Overview

There are two key facets this library:

• The code reloading functionality it provides.
• The bypassing of the standard module system with a custom one.

The standard module system is still there and continues to work with the custom one, but only the custom one is covered by the code reloading functionality of this library.

In order to decide whether you want the flexibility of the code reloading which this library provides, you need to decide whether you can live with writing the reloadable scripts within the custom module system.

The Benefits of Code Reloading

• Automatic code reloading on script file changes.
• Less interruptions to developer workflow.

Code reloading allows a running application to change its behaviour in response to changes in the Python scripts it uses. When the library detects a Python script has been modified, it reloads that script and replaces the objects it had previously made available for use with newly reloaded versions.

As a tool, it allows a programmer to avoid interruption to their workflow and a corresponding loss of focus. It enables them to remain in a state of flow. Where previously they might have needed to restart the application in order to put changed code into effect, those changes can be applied immediately.

The Custom Module System

Q. What is a custom module system?

When you import a module, Python looks within its library paths for a file or directory matching the given module name. This works according to specific rules and provides a very flexible way of building libraries of code.

After a module is imported for the first time, it is then cached and subsequent attempts to import it receive the cached version.

A custom module system bypasses this process and takes care of creating the modules, placing them in the cache itself. Any attempt to import the modules then gets the custom versions.

Q. Are standard modules still importable?

Yes.

The custom module system places its modules in the cache. Any attempt to import a module which is not in the cache will follow the standard importing process as before. The custom system operates as a layer that builds on top of the standard one.

Q. Are scripts within the custom module system independent?

There would be no point in each script being isolated, with no ability to share what it provides with other scripts managed by the same system. The loading of scripts under a given script directory is coordinated in such a way that importing what another script provides just works.

directory/x/scriptA.py may export the object namespace.x.Something, and if directory/scriptB.py subclasses it, the loading process will detect it and load the scripts in the correct order for dependencies to just work.

This is simple to verify. Create a script directory, add two scripts which each declare a class. Have one script import the class from the other and have its class subclass the imported on. As long as there are no circular dependencies, the scripts will load and both classes will be available as defined.

Q. Why use a custom module system?

There are many different reasons. A developer might choose to use one for any number of the following.

• It's the easiest way to get automatic code reloading.

The simplest reason would be that a developer wants the benefits of automatic code reloading, but does not know how to get this working with the standard library reloading functionality. This is not a good reason to choose to use this framework. The advantages of sticking with standard library functionality are huge, and to give them up just to get automatic code reloading, may not be in the best interests of the developer.

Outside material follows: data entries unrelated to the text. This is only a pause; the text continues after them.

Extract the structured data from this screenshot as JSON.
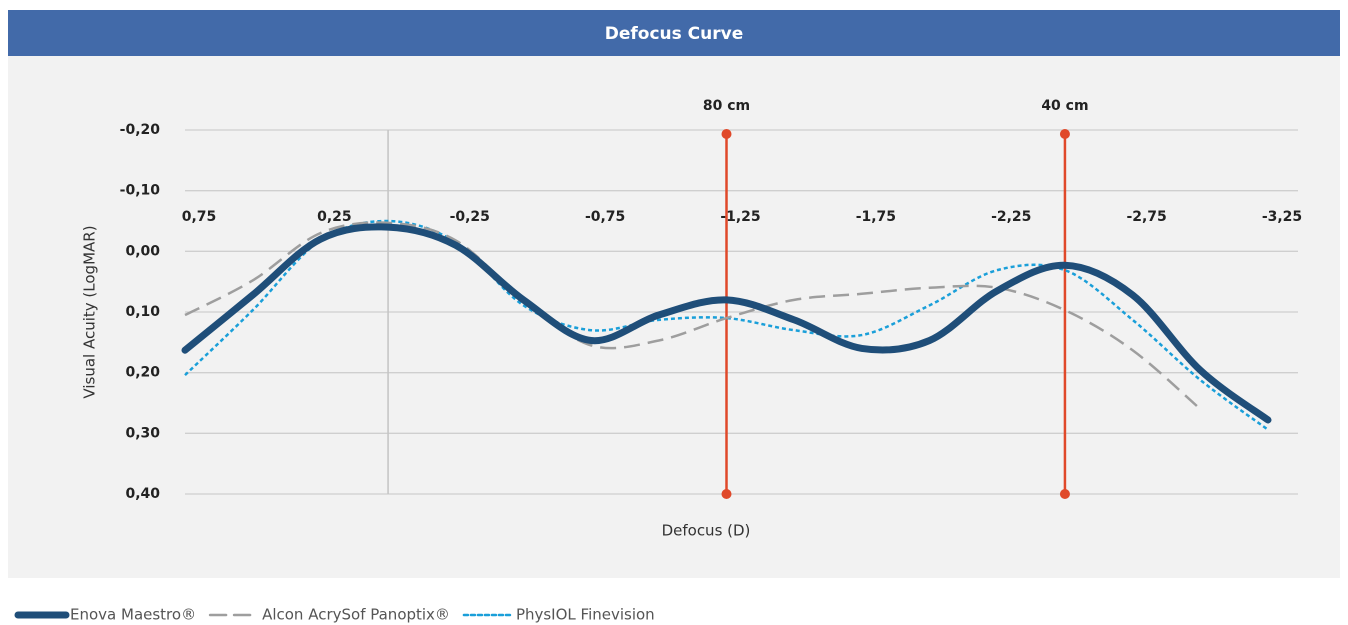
{
  "chart_data": {
    "type": "line",
    "title": "Defocus Curve",
    "x_label": "Defocus (D)",
    "y_label": "Visual Acuity (LogMAR)",
    "x": [
      0.75,
      0.5,
      0.25,
      0,
      -0.25,
      -0.5,
      -0.75,
      -1.0,
      -1.25,
      -1.5,
      -1.75,
      -2.0,
      -2.25,
      -2.5,
      -2.75,
      -3.0,
      -3.25
    ],
    "xlim": [
      0.75,
      -3.25
    ],
    "xticks": [
      {
        "value": 0.75,
        "label": "0,75"
      },
      {
        "value": 0.25,
        "label": "0,25"
      },
      {
        "value": -0.25,
        "label": "-0,25"
      },
      {
        "value": -0.75,
        "label": "-0,75"
      },
      {
        "value": -1.25,
        "label": "-1,25"
      },
      {
        "value": -1.75,
        "label": "-1,75"
      },
      {
        "value": -2.25,
        "label": "-2,25"
      },
      {
        "value": -2.75,
        "label": "-2,75"
      },
      {
        "value": -3.25,
        "label": "-3,25"
      }
    ],
    "ylim": [
      -0.2,
      0.4
    ],
    "yticks": [
      {
        "value": -0.2,
        "label": "-0,20"
      },
      {
        "value": -0.1,
        "label": "-0,10"
      },
      {
        "value": 0,
        "label": "0,00"
      },
      {
        "value": 0.1,
        "label": "0,10"
      },
      {
        "value": 0.2,
        "label": "0,20"
      },
      {
        "value": 0.3,
        "label": "0,30"
      },
      {
        "value": 0.4,
        "label": "0,40"
      }
    ],
    "y_inverted": true,
    "grid": true,
    "annotations": [
      {
        "label": "80 cm",
        "x": -1.25,
        "color": "#e0492a"
      },
      {
        "label": "40 cm",
        "x": -2.5,
        "color": "#e0492a"
      }
    ],
    "series": [
      {
        "name": "Enova Maestro®",
        "color": "#1f4e79",
        "style": "solid",
        "width": 7,
        "values": [
          0.163,
          0.072,
          -0.02,
          -0.04,
          -0.01,
          0.08,
          0.147,
          0.105,
          0.08,
          0.113,
          0.16,
          0.147,
          0.065,
          0.023,
          0.072,
          0.196,
          0.278
        ]
      },
      {
        "name": "Alcon AcrySof Panoptix®",
        "color": "#9e9e9e",
        "style": "dashed",
        "width": 2.5,
        "values": [
          0.105,
          0.048,
          -0.03,
          -0.047,
          -0.018,
          0.08,
          0.155,
          0.147,
          0.11,
          0.08,
          0.07,
          0.06,
          0.06,
          0.097,
          0.163,
          0.26,
          null
        ]
      },
      {
        "name": "PhysIOL Finevision",
        "color": "#1a9fd9",
        "style": "dotted",
        "width": 2.5,
        "values": [
          0.204,
          0.097,
          -0.018,
          -0.05,
          -0.015,
          0.089,
          0.13,
          0.113,
          0.11,
          0.13,
          0.138,
          0.089,
          0.031,
          0.031,
          0.113,
          0.212,
          0.294
        ]
      }
    ]
  }
}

• Avoiding the standard module system.

The Python module system provides a useful structure, which the import system can use to identify modules to allow the importing of. But packaging modules in this way can inhibit a developer.

Working without the package system can allow a developer to concentrate on the code and avoid having their workflow impacted by the need to work within the packaging system.

• Preloading modules.

With the standard module system, a module may be imported for the first time at any time during the life of the application. If the module blocks when this happens, then this can affect the performance of the application. If the application has a visualisation aspect, like a computer game, then this may stutter as a result.

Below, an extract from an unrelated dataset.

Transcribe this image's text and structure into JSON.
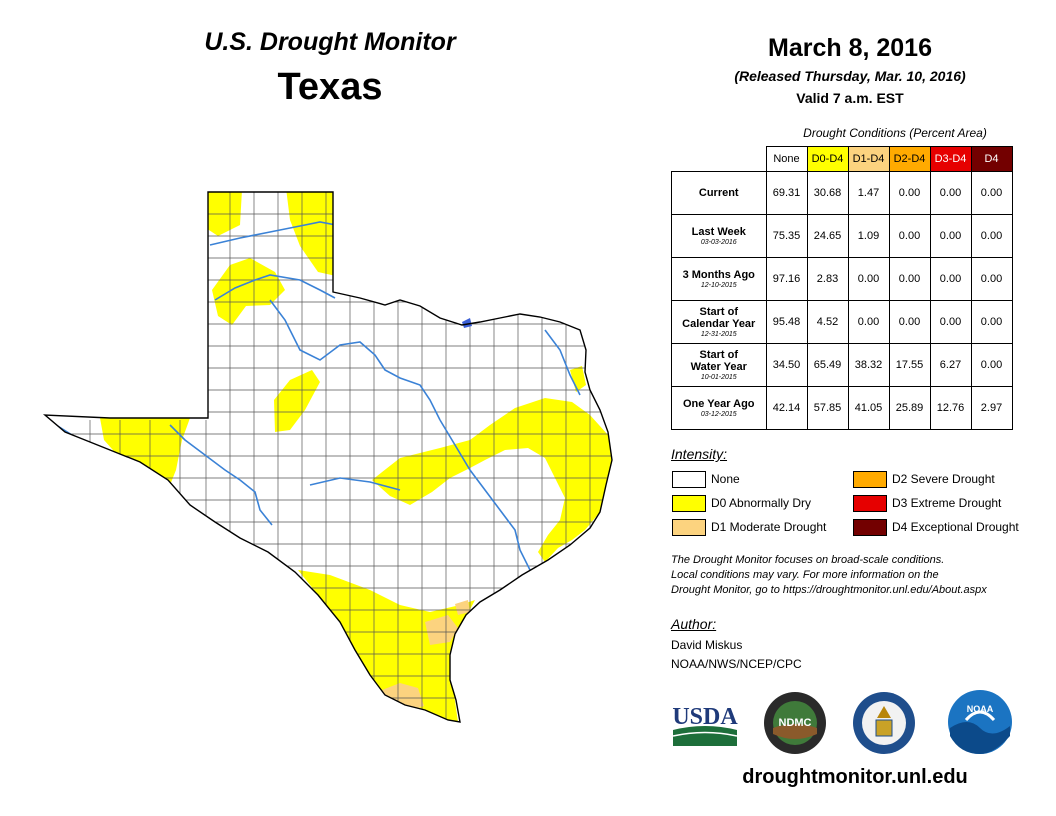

This framework preloads all the scripts registered with it, meaning that any attempt to import a module will always obtain a preloaded cached module.

• Getting code validation before an application runs.

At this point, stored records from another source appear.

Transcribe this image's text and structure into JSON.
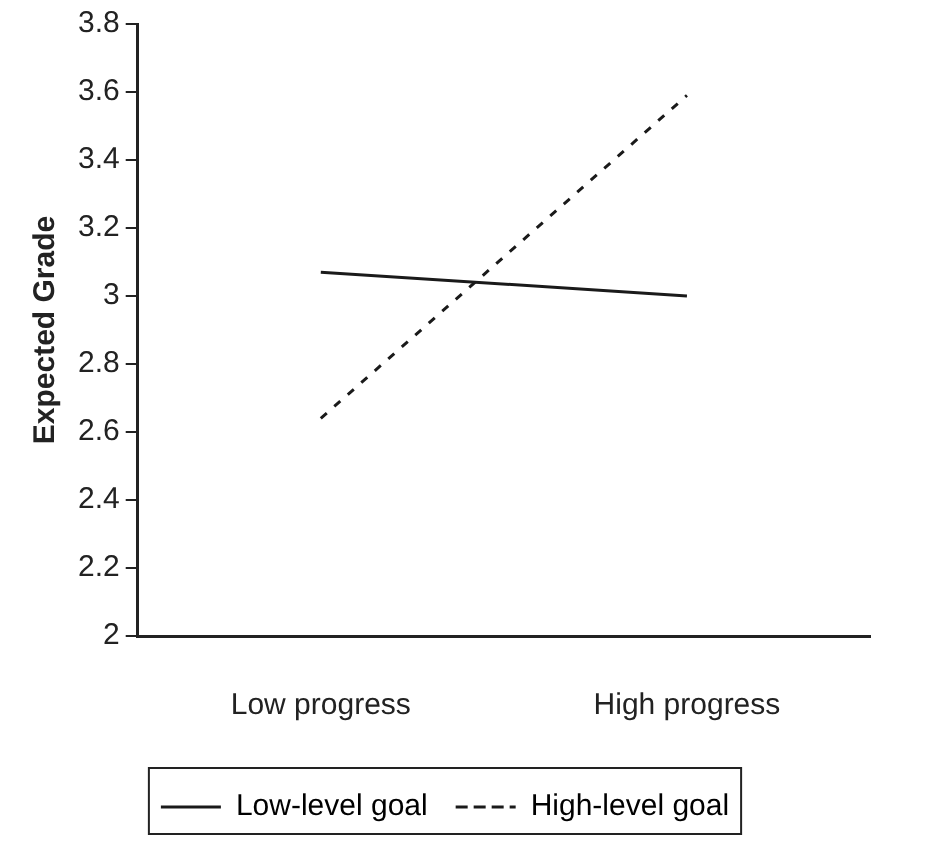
{
  "chart_data": {
    "type": "line",
    "ylabel": "Expected Grade",
    "categories": [
      "Low progress",
      "High progress"
    ],
    "series": [
      {
        "name": "Low-level goal",
        "color": "#1a1a1a",
        "values": [
          3.07,
          3.0
        ],
        "line_style": "solid"
      },
      {
        "name": "High-level goal",
        "color": "#1a1a1a",
        "values": [
          2.64,
          3.59
        ],
        "line_style": "dashed"
      }
    ],
    "ylim": [
      2,
      3.8
    ],
    "yticks": [
      2,
      2.2,
      2.4,
      2.6,
      2.8,
      3,
      3.2,
      3.4,
      3.6,
      3.8
    ],
    "grid": false,
    "legend": "bottom",
    "marker": "none"
  }
}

As mentioned above, with the standard module system, a module may be imported for the first time any time during the life of the application. If the module is broken and an error occurs when it is imported, then the time spent running the application to this point is potentially wasted.

The preloading that this library does, highlights errors in script files modified when the application was not running immediately when it is next run.

In addition, when the library reloads script files, the contributions of the original version of the script file stay in place until it is next loaded without error, and with passing unit tests. This prevents broken code, both completely unimportable and also functionally incorrect according to the unit tests, from being put in place.

Q. Can you tell me more about the standard library reloading functionality?

For many years, Python has provided a way to reload modules that (kind of) works with its standard module system.

Python 3.0: The reload function in the imp module.

Earlier versions: The reload built-in.

At some later stage when time becomes available, this page may provide detail describing the different purpose Python's reloading functionality serves. For now, it is up to the reader to decide.